Economic Conditions in EU Driving Youth to Abandon Home Countries
Europe’s uncertain economic situation is leaving no one untouched and driving the younger population to abandon their home countries in search of better opportunities.
The latest European Consumer Payment Report sheds light on several trends, including the following: More young people than ever feel hopeless about being able to influence their economic situations; only about half of all Europeans are able to save on a monthly basis and many people don’t dare leave their partners because of the state of the family’s finances.
We have a younger generation growing up that sees few possibilities for taking control of their personal finances, either in the short or longer term.
Today, almost 25 percent of Europeans ages 18-24 are prepared to leave their home countries to find a job abroad. In southern Europe, where the level of unemployment is higher, the percentage willing to make such a change was also much higher.
In Hungary, some 60 percent of respondents said that they were prepared to leave their home country in search of a better life, while the level in Spain was 29 percent and in Portugal, 33 percent. This compares to just 8 percent of young Danes who have thought about moving to another country to improve their economic situation.
The upside of this desire for mobility shows the younger population hasn’t lost hope; they are striving to improve their situation. However, the EU needs to put measures in place to get more young people into jobs. The fact that young people are fleeing their homelands is likely to have a negative impact on the future economic livelihoods of the countries they are leaving behind.
Despite the fact that many Europeans are struggling with tough economic conditions, the general attitude about paying debts remains high. Some 85 percent of those surveyed stated that it was important to pay their bills on time, but despite this, 44 percent had failed to do so during the past six months. In Greece, some 78 percent of respondents said they had had bills that had gone unpaid within the past six months.
In the Nordic countries, people—and in particular, the young—are more likely to choose different sources of credit other than family, friends and regular banks. Smaller niche banks and SMS loans are a more common alternative than in the rest of Europe.

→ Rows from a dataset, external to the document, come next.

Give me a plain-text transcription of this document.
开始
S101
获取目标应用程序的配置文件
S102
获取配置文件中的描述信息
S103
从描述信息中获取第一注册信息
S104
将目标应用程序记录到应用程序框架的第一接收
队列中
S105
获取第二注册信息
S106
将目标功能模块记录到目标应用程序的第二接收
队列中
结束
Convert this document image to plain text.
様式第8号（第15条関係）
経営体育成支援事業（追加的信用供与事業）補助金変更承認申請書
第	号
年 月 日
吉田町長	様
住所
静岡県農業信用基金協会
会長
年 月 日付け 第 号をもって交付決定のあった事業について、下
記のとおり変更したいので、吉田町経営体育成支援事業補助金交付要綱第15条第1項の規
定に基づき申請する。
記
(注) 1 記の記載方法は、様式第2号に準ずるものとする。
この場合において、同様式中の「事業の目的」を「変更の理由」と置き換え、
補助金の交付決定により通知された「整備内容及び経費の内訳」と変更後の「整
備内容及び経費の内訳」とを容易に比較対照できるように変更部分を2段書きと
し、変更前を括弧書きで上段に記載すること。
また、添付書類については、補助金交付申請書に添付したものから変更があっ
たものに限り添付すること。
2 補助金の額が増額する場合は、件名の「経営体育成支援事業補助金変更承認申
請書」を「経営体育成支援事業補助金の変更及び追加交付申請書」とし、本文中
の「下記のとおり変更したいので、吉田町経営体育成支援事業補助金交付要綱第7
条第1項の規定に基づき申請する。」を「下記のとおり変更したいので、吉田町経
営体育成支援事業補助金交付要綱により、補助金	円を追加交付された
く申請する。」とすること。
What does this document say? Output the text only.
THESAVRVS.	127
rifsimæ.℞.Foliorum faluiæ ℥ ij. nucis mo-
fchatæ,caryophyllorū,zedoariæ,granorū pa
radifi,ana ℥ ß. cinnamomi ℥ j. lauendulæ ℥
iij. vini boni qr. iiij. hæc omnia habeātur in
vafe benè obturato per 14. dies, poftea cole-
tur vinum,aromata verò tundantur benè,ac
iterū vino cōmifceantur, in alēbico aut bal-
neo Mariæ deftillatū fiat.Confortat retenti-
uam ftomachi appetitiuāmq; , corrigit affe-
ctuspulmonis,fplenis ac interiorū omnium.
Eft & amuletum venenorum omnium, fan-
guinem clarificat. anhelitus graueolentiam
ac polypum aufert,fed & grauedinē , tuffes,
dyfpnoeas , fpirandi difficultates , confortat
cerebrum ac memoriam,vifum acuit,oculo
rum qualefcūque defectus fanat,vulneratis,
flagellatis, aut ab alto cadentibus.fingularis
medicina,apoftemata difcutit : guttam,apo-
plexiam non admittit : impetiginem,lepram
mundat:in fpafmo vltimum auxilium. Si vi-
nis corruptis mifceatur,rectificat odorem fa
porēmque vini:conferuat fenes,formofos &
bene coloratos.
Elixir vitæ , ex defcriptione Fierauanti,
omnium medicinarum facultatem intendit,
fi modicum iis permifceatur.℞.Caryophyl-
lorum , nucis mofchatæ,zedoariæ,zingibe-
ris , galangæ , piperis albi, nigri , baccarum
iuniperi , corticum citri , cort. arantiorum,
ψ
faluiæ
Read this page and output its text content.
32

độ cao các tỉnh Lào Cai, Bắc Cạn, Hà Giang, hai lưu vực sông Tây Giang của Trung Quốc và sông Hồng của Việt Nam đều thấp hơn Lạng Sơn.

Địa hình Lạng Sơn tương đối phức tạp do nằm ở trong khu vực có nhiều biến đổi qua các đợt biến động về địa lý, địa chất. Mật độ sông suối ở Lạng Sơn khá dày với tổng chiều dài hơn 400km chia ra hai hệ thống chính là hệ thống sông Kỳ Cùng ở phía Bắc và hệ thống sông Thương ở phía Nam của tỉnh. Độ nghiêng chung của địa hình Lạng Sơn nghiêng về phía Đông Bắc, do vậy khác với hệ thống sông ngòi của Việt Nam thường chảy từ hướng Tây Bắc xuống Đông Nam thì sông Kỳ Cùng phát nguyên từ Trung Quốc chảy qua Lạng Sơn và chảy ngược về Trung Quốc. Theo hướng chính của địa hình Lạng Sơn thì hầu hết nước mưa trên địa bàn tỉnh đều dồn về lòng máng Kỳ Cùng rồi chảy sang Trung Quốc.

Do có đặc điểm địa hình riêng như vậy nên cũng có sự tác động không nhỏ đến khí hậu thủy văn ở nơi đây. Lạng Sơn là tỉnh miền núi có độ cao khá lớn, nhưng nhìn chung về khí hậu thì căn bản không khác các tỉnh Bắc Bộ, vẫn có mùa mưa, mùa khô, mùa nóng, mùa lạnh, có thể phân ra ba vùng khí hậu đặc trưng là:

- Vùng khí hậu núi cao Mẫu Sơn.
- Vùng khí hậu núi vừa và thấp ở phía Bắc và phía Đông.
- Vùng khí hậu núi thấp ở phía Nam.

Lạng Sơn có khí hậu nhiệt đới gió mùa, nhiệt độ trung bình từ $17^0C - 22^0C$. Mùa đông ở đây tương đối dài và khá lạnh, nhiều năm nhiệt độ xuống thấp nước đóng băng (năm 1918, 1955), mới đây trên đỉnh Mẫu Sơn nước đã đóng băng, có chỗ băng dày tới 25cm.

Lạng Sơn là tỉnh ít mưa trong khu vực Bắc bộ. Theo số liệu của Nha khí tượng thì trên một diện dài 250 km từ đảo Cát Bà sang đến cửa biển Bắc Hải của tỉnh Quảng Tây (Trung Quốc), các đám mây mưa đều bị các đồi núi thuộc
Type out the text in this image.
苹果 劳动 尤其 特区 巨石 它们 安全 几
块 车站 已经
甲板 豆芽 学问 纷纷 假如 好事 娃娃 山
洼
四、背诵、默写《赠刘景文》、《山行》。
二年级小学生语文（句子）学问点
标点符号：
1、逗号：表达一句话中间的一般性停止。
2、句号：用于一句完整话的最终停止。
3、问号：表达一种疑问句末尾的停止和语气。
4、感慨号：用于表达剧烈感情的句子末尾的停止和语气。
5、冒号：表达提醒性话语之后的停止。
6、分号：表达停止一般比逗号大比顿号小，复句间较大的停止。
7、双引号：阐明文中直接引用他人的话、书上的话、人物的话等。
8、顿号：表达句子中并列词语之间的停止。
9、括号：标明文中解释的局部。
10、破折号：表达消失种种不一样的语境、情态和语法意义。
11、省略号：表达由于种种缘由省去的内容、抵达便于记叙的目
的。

Pride may be at the root of why Nordic people are reluctant to approach a bank, because they don’t want to admit they’ve taken on too much debt. It could also come down to the fact that they have different business conditions in the region, where the market for SMS loans and alternative credit sources may be more developed than in other parts of Europe.
The economic situation of families can also leave a mark on relationships. One question that was asked for the first time in this year’s report was whether the family’s financial situation could be a reason for the respondent being unwilling or unable to end their relationship.
Some 15 percent answered “yes” on a Europe-wide level. In France, 37 percent of respondents said that they were staying together for financial reasons; in Switzerland, the figure was 30 percent and in Portugal, 24 percent. In Norway, the corresponding figure was seven percent.